Cousy was the playmaking guard on the NBA's most dominant team. The Celtics won six championships in the seven years before his tearful retirement, punctuated by a fan's "We love ya Cooz" bellow from a Boston Garden balcony.

Having graduated from Holy Cross in Worcester, Cousy was a natural for the struggling Boston franchise. In 1950, however, he was headed for Illinois/Iowa as the first draft choice of the Tri-Cities Blackhawks, who traded him to the Chicago Stags. But when the Stags folded, the Celtics drew his rights out of a hat.

His acquisition catalyzed the team, especially once center Bill Russell arrived in 1956.

Cousy finds it ironic that he became known as "the Houdini of the Hardwood" for his moments of freewheeling brilliance - most noticeably, behind-the-back dribbling and no-look passing.

Despite the flashy, unorthodox moves, Cousy claims his "entire life has been led very conservatively. I played conservatively. I coached conservatively." And to this day, he prefers Worcester to Boston because he likes the smaller-town feel and the privacy it affords.

"Nobody believes me, but I never worked on any of these [ball-handling] things before I did them," he says. "Literally I would do them in the game for the first time. I was just blessed with those kind of skills. I was ahead of my time. What I was doing then every 12-year-old in the school yard does now, and probably with more panache."

Besides being an innovative playmaker, Cousy pioneered in another area: He started the players' association in 1955. "I'm not sure I'm happy with the way the players' association has evolved, but that's another subject," he says.

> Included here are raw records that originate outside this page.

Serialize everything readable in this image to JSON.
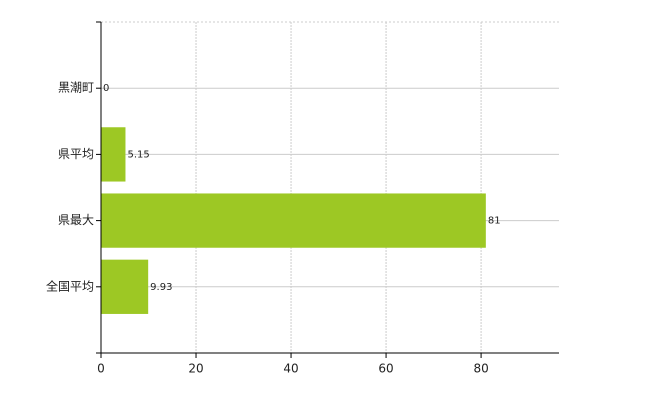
{
  "chart_data": {
    "type": "bar",
    "orientation": "horizontal",
    "categories": [
      "黒潮町",
      "県平均",
      "県最大",
      "全国平均"
    ],
    "values": [
      0,
      5.15,
      81,
      9.93
    ],
    "color": "#9dc824",
    "xlim": [
      0,
      96.4
    ],
    "xticks": [
      0,
      20,
      40,
      60,
      80
    ],
    "grid": true
  }
}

When the association was founded, he adds, every club was operating in the red.

He has been amazed by the NBA's spectacular modern growth. Speaking for players of his era, he says, "In our wildest imagination I don't think any of us could even come close to conjuring up what's been done marketing-wise. Basketball just fits [today's world] in every way, which is why I firmly believe in the next five years it will become the No. 1 sport [internationally]."

He thinks it will even surpass soccer, a sport he once served for five years as commissioner of the American Soccer League. The shoestring operation eventually failed and Cousy stands by his views of the sport. Soccer's rules, he's convinced, must be modified for North American fans to create more goal-mouth activity, not necessarily more scoring.

As for his beloved basketball, Cousy says he occasionally hears complaints about "the big monsters who just slam-dunk."

"If the game is an art form," he says, "the art is in the play development, the transitional game, the passing, the dribbling, etc." In other words, the game played below the rim.

For a while Cousy, at 6 ft., 1 in., was a spokesman for a pro league for players 6 ft., 4 in. and under, which folded. Today, he's still an advocate of the concept as organizer of the Bob Cousy 6-foot-2 and Under International Basketball Tournament played in Worcester. Last summer 22 countries participated in the benefit event and now Cousy wants to add a women's division and attract corporate backing.

The NBA gave the event some support last time and he's talked to the league about escalating its commitment. Clearly, as a former player he knows the league's not broke, so he most likely will drive hard to the goal, in typical Cousy fashion.